Lorenzo Torresini, psichiatra e direttore dei servizi di psichiatria a Merano, ha illustrato alcuni episodi. "Dopo il processo contro i persecutori della Risiera di San Sabba nel 1973, che ha portato Trieste a riappropriarsi della memoria della deportazione dei pazienti ebrei, ho cominciato ricerche d'archivio con la scoperta che i malati erano "dimessi manu militari e portati in destinazione ignota", cioè Auschwitz.- ha affermato Torresini - Nel 1938, quando per gli accordi fra Mussolini e Hitler, fu permesso ai sudtirolesi di scegliere fra l'Italia o la Germania, i malati psichiatrici vennero considerati al seguito dei familiari; a Pergine (Trento) i pazienti delle famiglie optanti vennero trasferiti in ospedali oltre frontiera e se ne persero le tracce. A San Servolo a Venezia ci furono molte deportazioni; come dice Michel Foucault sulla microfisica del potere, chi è deprivato di potere per crisi esistenziali sperimenta la sopraffazione: la porta chiusa a chiave nei reparti acuti o il letto di contenzione non sono nazismo, ma sono il problema di un'attitudine alla prevaricazione e all'internamento. La legge sull'eutanasia approvata nella democratica Olanda ci impone risposte etico-politiche".
"Il progetto T4 non è finito: nel 1994 è stato usato in Bosnia-Erzegovina con la pulizia e gli stupri etnici;- ha ammonito Angelo Lallo, ricercatore di Portogruaro (Venezia), che ha portato in visione i documenti su sei deportati ebrei di san Servolo - in poche righe abbiamo concentrato il paradigma fra nazismo e psichiatria. Dove vanno a finire questi malati dimessi secondo le cartelle cliniche? Sono consegnati alle SS nell'ottobre del '44 con la partenza in convoglio probabilmente per Auschwitz."
"L'olocausto psichiatrico non ha limiti nel tempo o nello spazio: lo sterminio nasce da una cultura di darwinismo sociale ottocentesca;- ha sostenuto Antonio Balestrieri, ordinario di psichiatria a Verona e direttore dell'Associazione psichiatrica italiana - Eugen Bleuler, che ha scoperto la schizofrenia, si chiedeva se i suicidi frequenti fra questi malati non fossero utili. In Polonia i nazisti nei manicomi uccidevano medici, infermieri, malati per far spazio ai loro soldati.
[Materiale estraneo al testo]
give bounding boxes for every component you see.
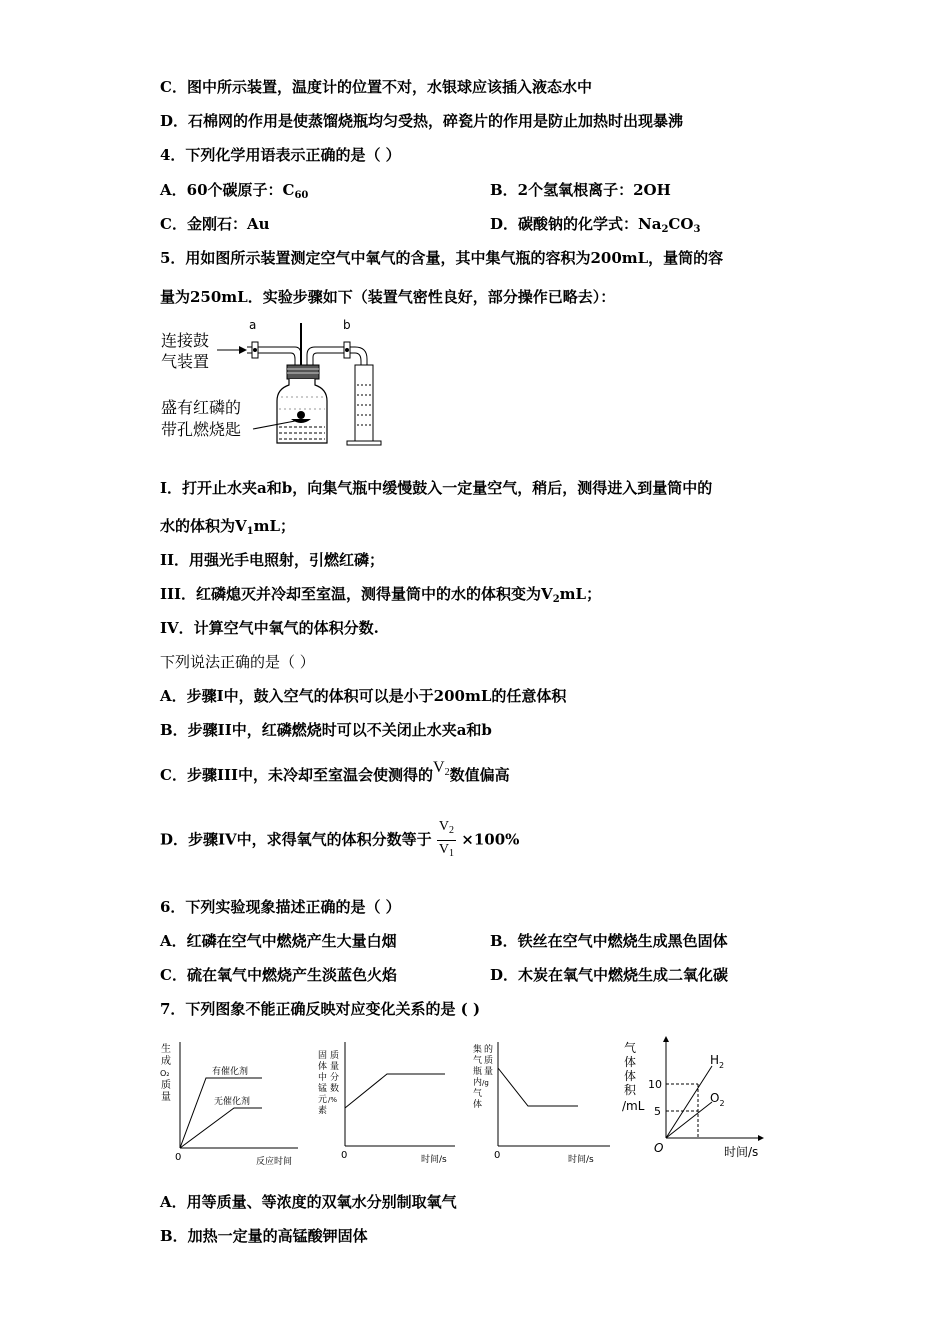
q3-option-d: D．石棉网的作用是使蒸馏烧瓶均匀受热，碎瓷片的作用是防止加热时出现暴沸: [160, 112, 684, 130]
g4-ylabel-char: 积: [624, 1083, 637, 1097]
q5-option-b: B．步骤II中，红磷燃烧时可以不关闭止水夹a和b: [160, 721, 492, 739]
g1-ylabel: [160, 1042, 171, 1103]
g3-ylabel-char: 气: [473, 1056, 483, 1066]
q7-graph-1: [158, 1038, 303, 1168]
q5-ask: 下列说法正确的是（ ）: [160, 653, 315, 671]
q5-apparatus-figure: [155, 315, 395, 450]
g3-ylabel-char: 体: [473, 1100, 483, 1110]
label-connect-2: 气装置: [161, 352, 210, 371]
g4-label-o2: $O_2$: [710, 1091, 725, 1108]
g1-ylabel-char: O₂: [160, 1069, 170, 1078]
g4-line-h2: [666, 1066, 712, 1138]
g3-curve: [498, 1068, 578, 1106]
g3-ylabel-char: /g: [482, 1079, 489, 1087]
g3-ylabel-char: 的: [484, 1045, 494, 1055]
q6-stem: 6．下列实验现象描述正确的是（ ）: [160, 898, 401, 916]
g3-xlabel: 时间/s: [568, 1155, 594, 1165]
label-connect-1: 连接鼓: [161, 331, 210, 350]
g4-xlabel: 时间/s: [724, 1145, 759, 1159]
g3-ylabel-char: 内: [473, 1078, 483, 1088]
g1-ylabel-char: 量: [161, 1092, 171, 1103]
q7-option-a: A．用等质量、等浓度的双氧水分别制取氧气: [160, 1193, 457, 1211]
g2-ylabel: [318, 1049, 339, 1116]
g3-ylabel-char: 集: [473, 1045, 483, 1055]
g4-ylabel: [622, 1040, 645, 1113]
v2-over-v1-fraction: $\frac{V_2}{V_1}$: [438, 819, 455, 859]
g2-ylabel-char: 元: [318, 1095, 328, 1105]
q5-option-a: A．步骤I中，鼓入空气的体积可以是小于200mL的任意体积: [160, 687, 567, 705]
g2-xlabel: 时间/s: [421, 1155, 447, 1165]
q3-option-c: C．图中所示装置，温度计的位置不对，水银球应该插入液态水中: [160, 78, 592, 96]
g2-ylabel-char: 固: [318, 1051, 328, 1061]
g4-ylabel-char: /mL: [622, 1099, 645, 1113]
q6-option-c: C．硫在氧气中燃烧产生淡蓝色火焰: [160, 966, 397, 984]
q5-step1-line2: 水的体积为$V_1mL$；: [160, 517, 296, 537]
g2-ylabel-char: 中: [318, 1073, 328, 1083]
g2-ylabel-char: 锰: [318, 1084, 328, 1094]
g3-ylabel-char: 瓶: [473, 1067, 483, 1077]
q5-stem-line2: 量为250mL．实验步骤如下（装置气密性良好，部分操作已略去）：: [160, 288, 616, 306]
g1-origin: 0: [175, 1152, 182, 1163]
q4-option-d: D．碳酸钠的化学式：$Na_2CO_3$: [490, 215, 701, 235]
g1-ylabel-char: 质: [161, 1080, 171, 1091]
q4-option-b: B．2个氢氧根离子：2OH: [490, 181, 671, 199]
g4-origin: O: [654, 1141, 664, 1155]
g1-label-no-catalyst: 无催化剂: [214, 1097, 251, 1107]
g2-ylabel-char: 数: [330, 1084, 340, 1094]
label-b: b: [343, 318, 351, 332]
g2-curve: [345, 1074, 445, 1108]
g4-tick-5: 5: [654, 1105, 661, 1118]
g3-ylabel-char: 量: [484, 1067, 494, 1077]
q5-step4: IV．计算空气中氧气的体积分数.: [160, 619, 379, 637]
g1-label-catalyst: 有催化剂: [212, 1067, 249, 1077]
q7-graph-2: [315, 1038, 460, 1168]
label-spoon-2: 带孔燃烧匙: [161, 420, 242, 439]
g2-origin: 0: [341, 1150, 348, 1161]
g4-tick-10: 10: [648, 1078, 662, 1091]
q5-step2: II．用强光手电照射，引燃红磷；: [160, 551, 385, 569]
g4-label-h2: $H_2$: [710, 1053, 725, 1070]
q5-step3: III．红磷熄灭并冷却至室温，测得量筒中的水的体积变为$V_2mL$；: [160, 585, 602, 605]
q5-option-d: D．步骤IV中，求得氧气的体积分数等于 $\frac{V_2}{V_1}$ ×100%: [160, 818, 519, 863]
q4-option-c: C．金刚石：Au: [160, 215, 270, 233]
q7-graph-4: [620, 1036, 770, 1166]
q7-stem: 7．下列图象不能正确反映对应变化关系的是 ( ): [160, 1000, 481, 1018]
g2-ylabel-char: 分: [330, 1073, 340, 1083]
g3-ylabel-char: 气: [473, 1089, 483, 1099]
q4-stem: 4．下列化学用语表示正确的是（ ）: [160, 146, 401, 164]
g3-ylabel-char: 质: [484, 1056, 494, 1066]
q7-graph-3: [470, 1038, 615, 1168]
g2-ylabel-char: 量: [330, 1062, 340, 1072]
g4-line-o2: [666, 1102, 712, 1138]
q5-step1-line1: I．打开止水夹a和b，向集气瓶中缓慢鼓入一定量空气，稍后，测得进入到量筒中的: [160, 479, 713, 497]
g1-line-catalyst: [180, 1078, 262, 1148]
g4-ylabel-char: 体: [624, 1069, 637, 1083]
g4-ylabel-char: 体: [624, 1055, 637, 1069]
g2-ylabel-char: /%: [328, 1096, 338, 1104]
q5-option-c: C．步骤III中，未冷却至室温会使测得的$V_2$数值偏高: [160, 759, 510, 784]
g2-ylabel-char: 体: [318, 1062, 328, 1072]
g1-ylabel-char: 生: [161, 1044, 171, 1055]
g2-ylabel-char: 质: [330, 1051, 340, 1061]
label-a: a: [249, 318, 257, 332]
label-spoon-1: 盛有红磷的: [161, 398, 242, 417]
v2-symbol: $V_2$: [433, 759, 450, 778]
q6-option-b: B．铁丝在空气中燃烧生成黑色固体: [490, 932, 728, 950]
g3-ylabel: [473, 1043, 493, 1110]
g4-ylabel-char: 气: [624, 1041, 637, 1055]
g1-xlabel: 反应时间: [256, 1157, 293, 1167]
q7-option-b: B．加热一定量的高锰酸钾固体: [160, 1227, 368, 1245]
g2-ylabel-char: 素: [318, 1106, 328, 1116]
g1-ylabel-char: 成: [161, 1056, 171, 1067]
g3-origin: 0: [494, 1150, 501, 1161]
q6-option-a: A．红磷在空气中燃烧产生大量白烟: [160, 932, 397, 950]
q6-option-d: D．木炭在氧气中燃烧生成二氧化碳: [490, 966, 729, 984]
q5-stem-line1: 5．用如图所示装置测定空气中氧气的含量，其中集气瓶的容积为200mL，量筒的容: [160, 249, 724, 267]
q4-option-a: A．60个碳原子：$C_{60}$: [160, 181, 309, 201]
Dietro questa ideologia di distruzione dei malati di mente c'è quasi una convinzione religiosa, uno spirito spaventoso".
"La medicina scientifica psichiatrica ha inventato contenitori, i manicomi, che non sono neutri, ma hanno creato cronicità per i degenti e frustrazione per gli operatori;- ha concluso Torresini - Franco Basaglia rispondeva che non c'era "soluzione finale" alla follia. Sono gli psichiatri che hanno inventato la pulizia etnica anche in Bosnia: la cultura dell'internamento è un continuo interrogativo".